Klatt will make the small 350-horsepower flying machine tumble, fly backward and speed 5 feet above the river's surface upside down during this weekend's performances, he said.
He gave the Herald a preview Thursday of what crowds can expect.
With fellow pilot Bill Kerns in the Staudacher virtually glued to his tail, Klatt flipped, twisted and dove through the skies above West Pasco and Hanford in an Extra 300L. He performed such air show classics as the barrel roll, the snap roll and the hammerhead stall.
Klatt flew his first plane at age 17. He has been a modern-day barnstormer for 10 years.
But his main objective isn't to wow people -- it's to represent the 107,000 men and women of the Air National Guard, he said.
Klatt has spent 21 years in the Guard. His real job is to fly F-16 Fighting Falcon jets for his country.
He flew three tours in Iraq -- in 2005, 2007 and 2009.
He takes flying very seriously, no matter if he's putting a prop plane through its paces or navigating a $3 million military jet.
"But at the end of the day, an air show is about entertainment," Klatt said. "Flying F-16s is about service and keeping the men and women on the ground out of harm's way. It's been a real pleasure to fly that airplane as long as I did."
But the days of flying fighter jets are winding down for the 44-year-old. He now spends a lot of time traveling the country to educate young people -- which in this case includes anyone between 17 and 39 -- about the opportunities the Air National Guard offers for college and careers.
And a sure way to get young people's attention is to hurl a plane through the air in daredevil fashion.
The maneuvers Klatt performs still keep him on his toes, even after flying them for years. For starters, there's the strain of the gravitational forces on his body.
A human sitting on a park bench experiences a g-force of 1 -- simple gravitational pull that keeps him from floating.
On Thursday, Klatt put his plane into an outside loop -- imagine a string tied to the belly of the plane and spun around a giant's finger. It produced a force of negative 2-g on this body.
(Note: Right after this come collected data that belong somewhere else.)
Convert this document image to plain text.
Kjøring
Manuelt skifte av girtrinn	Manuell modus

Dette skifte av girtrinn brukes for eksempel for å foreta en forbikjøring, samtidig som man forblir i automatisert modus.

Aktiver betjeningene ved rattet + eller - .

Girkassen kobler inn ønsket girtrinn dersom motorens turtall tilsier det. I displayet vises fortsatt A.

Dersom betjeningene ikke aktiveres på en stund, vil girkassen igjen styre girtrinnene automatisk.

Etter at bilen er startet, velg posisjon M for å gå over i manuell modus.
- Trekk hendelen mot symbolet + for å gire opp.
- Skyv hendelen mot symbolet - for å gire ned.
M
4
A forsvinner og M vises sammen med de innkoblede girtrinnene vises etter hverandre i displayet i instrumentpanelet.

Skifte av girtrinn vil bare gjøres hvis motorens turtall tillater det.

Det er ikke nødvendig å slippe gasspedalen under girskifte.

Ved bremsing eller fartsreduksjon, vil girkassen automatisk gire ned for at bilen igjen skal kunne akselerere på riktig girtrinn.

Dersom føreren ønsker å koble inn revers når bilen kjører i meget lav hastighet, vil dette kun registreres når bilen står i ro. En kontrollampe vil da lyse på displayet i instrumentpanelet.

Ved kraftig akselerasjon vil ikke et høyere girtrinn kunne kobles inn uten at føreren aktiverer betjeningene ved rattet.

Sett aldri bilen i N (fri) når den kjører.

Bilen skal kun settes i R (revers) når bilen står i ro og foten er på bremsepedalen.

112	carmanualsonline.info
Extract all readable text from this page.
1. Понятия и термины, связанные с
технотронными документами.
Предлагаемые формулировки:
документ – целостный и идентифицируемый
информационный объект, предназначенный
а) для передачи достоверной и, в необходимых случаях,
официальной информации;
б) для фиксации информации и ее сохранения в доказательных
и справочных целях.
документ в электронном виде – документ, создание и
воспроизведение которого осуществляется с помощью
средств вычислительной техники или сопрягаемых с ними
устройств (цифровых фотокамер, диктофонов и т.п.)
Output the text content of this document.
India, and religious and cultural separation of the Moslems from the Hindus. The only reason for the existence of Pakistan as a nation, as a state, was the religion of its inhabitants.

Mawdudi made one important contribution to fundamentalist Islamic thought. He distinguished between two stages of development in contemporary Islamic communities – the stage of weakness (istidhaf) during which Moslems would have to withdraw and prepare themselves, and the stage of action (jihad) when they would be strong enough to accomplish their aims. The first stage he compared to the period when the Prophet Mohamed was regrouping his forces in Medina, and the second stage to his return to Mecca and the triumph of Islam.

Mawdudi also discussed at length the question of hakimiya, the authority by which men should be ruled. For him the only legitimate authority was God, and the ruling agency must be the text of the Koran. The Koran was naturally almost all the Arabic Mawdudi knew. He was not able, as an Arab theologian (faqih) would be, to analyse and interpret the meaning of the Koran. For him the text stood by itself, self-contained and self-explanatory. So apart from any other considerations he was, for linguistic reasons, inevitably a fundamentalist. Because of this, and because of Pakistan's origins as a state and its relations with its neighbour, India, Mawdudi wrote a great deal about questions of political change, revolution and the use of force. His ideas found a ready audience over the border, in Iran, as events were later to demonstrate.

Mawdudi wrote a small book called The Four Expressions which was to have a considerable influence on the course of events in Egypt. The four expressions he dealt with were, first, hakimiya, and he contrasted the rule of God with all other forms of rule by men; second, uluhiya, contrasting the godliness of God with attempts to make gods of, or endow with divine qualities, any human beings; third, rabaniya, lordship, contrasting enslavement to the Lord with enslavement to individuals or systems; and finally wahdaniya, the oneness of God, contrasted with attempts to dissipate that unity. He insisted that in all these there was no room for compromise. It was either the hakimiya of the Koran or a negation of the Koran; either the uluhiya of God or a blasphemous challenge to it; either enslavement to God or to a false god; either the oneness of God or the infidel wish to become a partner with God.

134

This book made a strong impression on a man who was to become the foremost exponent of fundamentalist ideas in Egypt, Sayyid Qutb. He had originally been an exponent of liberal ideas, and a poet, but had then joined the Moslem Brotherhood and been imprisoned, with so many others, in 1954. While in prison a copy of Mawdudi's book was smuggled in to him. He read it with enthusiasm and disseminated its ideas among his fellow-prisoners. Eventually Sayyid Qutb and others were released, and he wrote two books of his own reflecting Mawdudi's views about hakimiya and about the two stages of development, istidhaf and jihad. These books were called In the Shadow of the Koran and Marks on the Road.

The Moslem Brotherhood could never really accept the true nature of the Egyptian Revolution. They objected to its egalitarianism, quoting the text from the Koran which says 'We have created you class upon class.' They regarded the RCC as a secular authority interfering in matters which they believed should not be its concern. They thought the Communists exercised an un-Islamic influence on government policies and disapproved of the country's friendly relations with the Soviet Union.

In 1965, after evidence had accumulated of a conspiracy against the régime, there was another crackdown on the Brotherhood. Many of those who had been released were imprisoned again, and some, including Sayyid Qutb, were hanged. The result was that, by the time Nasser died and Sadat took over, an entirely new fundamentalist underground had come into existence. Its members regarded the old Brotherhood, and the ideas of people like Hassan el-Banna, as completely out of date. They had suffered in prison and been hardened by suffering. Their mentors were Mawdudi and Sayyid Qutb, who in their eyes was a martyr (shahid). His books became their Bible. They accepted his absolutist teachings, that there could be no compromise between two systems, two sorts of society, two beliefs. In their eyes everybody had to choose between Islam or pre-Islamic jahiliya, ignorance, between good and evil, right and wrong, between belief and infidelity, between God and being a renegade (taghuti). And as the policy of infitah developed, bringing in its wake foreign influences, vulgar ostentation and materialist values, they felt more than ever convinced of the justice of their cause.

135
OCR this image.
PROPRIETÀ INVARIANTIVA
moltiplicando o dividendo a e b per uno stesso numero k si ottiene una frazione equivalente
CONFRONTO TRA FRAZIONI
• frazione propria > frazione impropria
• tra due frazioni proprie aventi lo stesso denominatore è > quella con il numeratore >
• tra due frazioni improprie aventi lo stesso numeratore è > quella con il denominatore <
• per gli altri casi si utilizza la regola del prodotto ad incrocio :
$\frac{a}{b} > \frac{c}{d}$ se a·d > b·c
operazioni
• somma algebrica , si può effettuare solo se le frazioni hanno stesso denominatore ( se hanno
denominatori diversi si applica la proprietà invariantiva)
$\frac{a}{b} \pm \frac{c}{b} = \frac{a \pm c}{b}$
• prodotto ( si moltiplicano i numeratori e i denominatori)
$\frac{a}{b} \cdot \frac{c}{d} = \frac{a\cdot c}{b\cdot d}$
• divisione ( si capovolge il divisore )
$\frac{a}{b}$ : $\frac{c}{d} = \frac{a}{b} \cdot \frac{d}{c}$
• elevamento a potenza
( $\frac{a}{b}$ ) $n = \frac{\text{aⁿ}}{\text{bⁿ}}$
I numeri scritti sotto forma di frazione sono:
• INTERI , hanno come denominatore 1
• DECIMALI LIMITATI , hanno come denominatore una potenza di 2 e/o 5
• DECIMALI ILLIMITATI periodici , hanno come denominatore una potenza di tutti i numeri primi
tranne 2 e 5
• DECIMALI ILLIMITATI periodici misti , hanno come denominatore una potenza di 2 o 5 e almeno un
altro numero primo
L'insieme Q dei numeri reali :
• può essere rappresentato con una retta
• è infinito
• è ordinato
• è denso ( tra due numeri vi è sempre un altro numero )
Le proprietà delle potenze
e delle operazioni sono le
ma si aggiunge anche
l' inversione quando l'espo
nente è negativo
"You feel your head wants to come off and it's pushing everything inside you toward the top of your body," he said.
During the air show, he will subject himself to forces of 6- or 7-gs, he said.
Klatt still experiments with new maneuvers, though not during air shows, of course.
"Until you've done something 500 times you don't put it close to the ground," he said. "When you know exactly how (the plane) is going to tumble and how it's going to exit at which air speed, then you can bring it into your air show routine."
Klatt said seeing the earth recede below him is still as exhilarating for him as it was during his first flight.
"I still get nervous," he said. "I still have a lot of respect for flying."